I have a custom integration setup with Elastic agent. At the moment I have a directory with several log files containing quite different data. I can't use the same pipeline so I would like to reference another pipeline. I am happy for all of these to share the same data stream, even if some fields will be different.
At the moment in the custom log integration I simply chose pipeline: logs-ams-worker
This processes the worker logs and all is well. I also need to process a different log file with a different pipeline e.g logs-ams-node.
Is it possible in the custom configuration where I have my pipeline declared to be able to have a condition with a distributor or an if statement or some other method.
if doc['source'].value == 'logs-ams-worker.log'
else if doc['source'].value == 'logs-ams-node.log'
else if doc['source'].value == 'logs-ams-other.log'
Helps if you actually show the pipeline not just the error but I suspect you need null safety checks...
Right above the doc I linked
Incoming documents often contain object fields. If a processor script attempts to access a field whose parent object does not exist, Elasticsearch returns a NullPointerException. To avoid these exceptions, use null safe operators, such as ?., and write your scripts to be null safe.

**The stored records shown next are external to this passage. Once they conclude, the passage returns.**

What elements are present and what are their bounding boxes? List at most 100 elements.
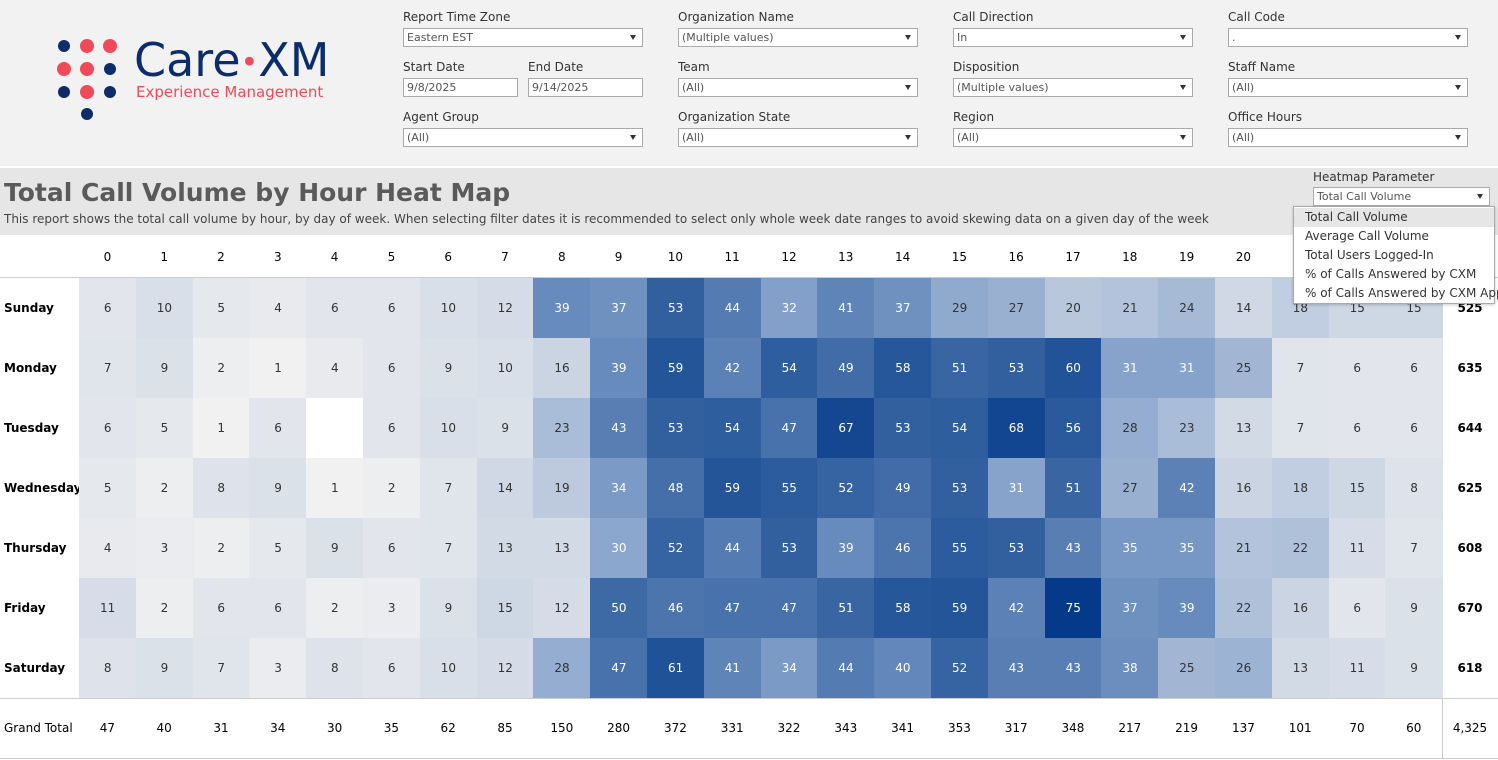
heatmap-cell: 2	[192, 338, 250, 398]
grand-total-cell: 317	[1004, 721, 1028, 735]
heatmap-cell: 41	[703, 638, 762, 698]
heatmap-cell: 39	[590, 338, 648, 398]
row-total: 670	[1457, 601, 1483, 615]
heatmap-cell: 44	[703, 518, 762, 578]
filter-dropdown[interactable]: (All)	[953, 128, 1193, 147]
heatmap-cell: 9	[306, 518, 364, 578]
heatmap-cell: 53	[987, 518, 1046, 578]
parameter-option[interactable]: % of Calls Answered by CXM App	[1305, 286, 1498, 300]
heatmap-cell: 24	[1158, 278, 1216, 338]
grand-total-cell: 60	[1406, 721, 1422, 735]
heatmap-cell: 53	[647, 398, 705, 458]
parameter-option[interactable]: % of Calls Answered by CXM	[1305, 267, 1477, 281]
heatmap-cell: 11	[1328, 518, 1386, 578]
heatmap-cell: 39	[1158, 578, 1216, 638]
heatmap-cell: 13	[1215, 398, 1273, 458]
heatmap-cell: 9	[249, 458, 307, 518]
filter-dropdown[interactable]: (All)	[1228, 128, 1468, 147]
hour-header: 19	[1178, 250, 1195, 264]
heatmap-cell: 55	[760, 458, 818, 518]
heatmap-cell: 47	[703, 578, 762, 638]
date-input[interactable]: 9/8/2025	[403, 78, 518, 97]
date-input[interactable]: 9/14/2025	[528, 78, 643, 97]
hour-header: 11	[724, 250, 740, 264]
parameter-option[interactable]: Total Users Logged-In	[1305, 248, 1434, 262]
heatmap-cell: 59	[703, 458, 762, 518]
heatmap-cell: 10	[476, 338, 534, 398]
heatmap-cell: 7	[192, 638, 250, 698]
filter-dropdown[interactable]: (All)	[678, 128, 918, 147]
heatmap-cell: 39	[817, 518, 875, 578]
hour-header: 14	[894, 250, 911, 264]
filter-dropdown[interactable]: (All)	[678, 78, 918, 97]
heatmap-cell: 2	[192, 518, 250, 578]
filter-dropdown[interactable]: (All)	[403, 128, 643, 147]
hour-header: 20	[1235, 250, 1252, 264]
heatmap-cell: 12	[476, 278, 534, 338]
heatmap-cell: 13	[476, 518, 534, 578]
heatmap-cell: 43	[1044, 518, 1102, 578]
parameter-dropdown[interactable]: Total Call Volume	[1313, 187, 1490, 206]
filter-label: Call Code	[1228, 10, 1285, 24]
heatmap-cell: 27	[987, 278, 1046, 338]
parameter-option[interactable]: Average Call Volume	[1305, 229, 1429, 243]
heatmap-cell: 6	[1385, 338, 1443, 398]
parameter-option[interactable]: Total Call Volume	[1294, 208, 1494, 227]
heatmap-cell: 34	[760, 638, 818, 698]
heatmap-cell: 55	[931, 518, 989, 578]
grand-total-cell: 372	[663, 721, 687, 735]
dropdown-arrow	[1455, 85, 1461, 90]
heatmap-cell: 51	[1044, 458, 1102, 518]
filter-label: End Date	[528, 60, 584, 74]
hour-header: 2	[217, 250, 225, 264]
heatmap-cell: 8	[192, 458, 250, 518]
heatmap-cell: 8	[79, 638, 137, 698]
heatmap-cell: 2	[306, 578, 364, 638]
filter-dropdown[interactable]: .	[1228, 28, 1468, 47]
heatmap-cell: 7	[419, 518, 478, 578]
filter-label: Report Time Zone	[403, 10, 511, 24]
grand-total-cell: 40	[156, 721, 172, 735]
dropdown-arrow	[630, 35, 636, 40]
row-total: 618	[1457, 661, 1483, 675]
heatmap-cell: 58	[874, 578, 932, 638]
heatmap-cell: 50	[590, 578, 648, 638]
day-label: Friday	[4, 601, 46, 615]
heatmap-cell: 6	[192, 578, 250, 638]
heatmap-cell: 47	[590, 638, 648, 698]
heatmap-cell: 1	[249, 338, 307, 398]
heatmap-cell: 5	[135, 398, 194, 458]
grand-total-cell: 343	[834, 721, 858, 735]
filter-dropdown[interactable]: (Multiple values)	[953, 78, 1193, 97]
filter-dropdown[interactable]: Eastern EST	[403, 28, 643, 47]
logo-brand-suffix: XM	[258, 33, 330, 87]
logo-dots	[57, 39, 117, 120]
hour-header: 8	[557, 250, 566, 264]
heatmap-cell: 41	[817, 278, 875, 338]
heatmap-cell: 59	[647, 338, 705, 398]
heatmap-cell: 14	[1215, 278, 1273, 338]
separator	[0, 698, 1498, 699]
heatmap-cell: 15	[476, 578, 534, 638]
filter-dropdown[interactable]: In	[953, 28, 1193, 47]
heatmap-cell: 6	[249, 398, 307, 458]
heatmap-cell: 75	[1044, 578, 1102, 638]
hour-header: 15	[951, 250, 968, 264]
heatmap-cell: 4	[306, 338, 364, 398]
heatmap-cell: 9	[135, 338, 194, 398]
dropdown-arrow	[1180, 85, 1186, 90]
heatmap-cell: 4	[249, 278, 307, 338]
heatmap-cell: 9	[419, 338, 478, 398]
grand-total-cell: 322	[777, 721, 801, 735]
heatmap-cell: 3	[363, 578, 421, 638]
heatmap-cell: 6	[363, 278, 421, 338]
filter-dropdown[interactable]: (All)	[1228, 78, 1468, 97]
logo-brand: Care	[134, 33, 241, 87]
filter-dropdown[interactable]: (Multiple values)	[678, 28, 918, 47]
heatmap-cell: 5	[249, 518, 307, 578]
heatmap-cell: 7	[1385, 518, 1443, 578]
grand-total-cell: 137	[1231, 721, 1255, 735]
heatmap-cell: 56	[1044, 398, 1102, 458]
heatmap-cell: 4	[79, 518, 137, 578]
heatmap-cell: 6	[79, 278, 137, 338]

For example, ctx.network?.name.equalsIgnoreCase('Guest') is not null safe. ctx.network?.name can return null. Rewrite the script as 'Guest'.equalsIgnoreCase(ctx.network?.name), which is null safe because Guest is always non-null.

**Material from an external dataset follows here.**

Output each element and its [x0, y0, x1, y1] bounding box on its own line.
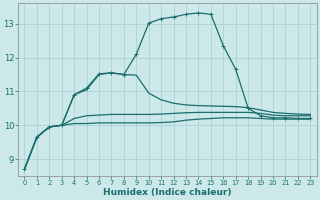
X-axis label: Humidex (Indice chaleur): Humidex (Indice chaleur) [103, 188, 232, 197]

If you can’t rewrite a script to be null safe, include an explicit null check.
"description": "Drop documents that contain 'network.name' of 'Guest'",
"if": "ctx.network?.name != null && ctx.network.name.contains('Guest')"
Ohh and this is not correct ctx means context of the document in the painless script in the processor.... you pre-pended it to the field in the conditional statements...
The multiline is being problematic, so I think I will go back to the multiple integrations. It does in my case mean I will be running six of these custom integrations for one server type, which seems excessive. But life is too short.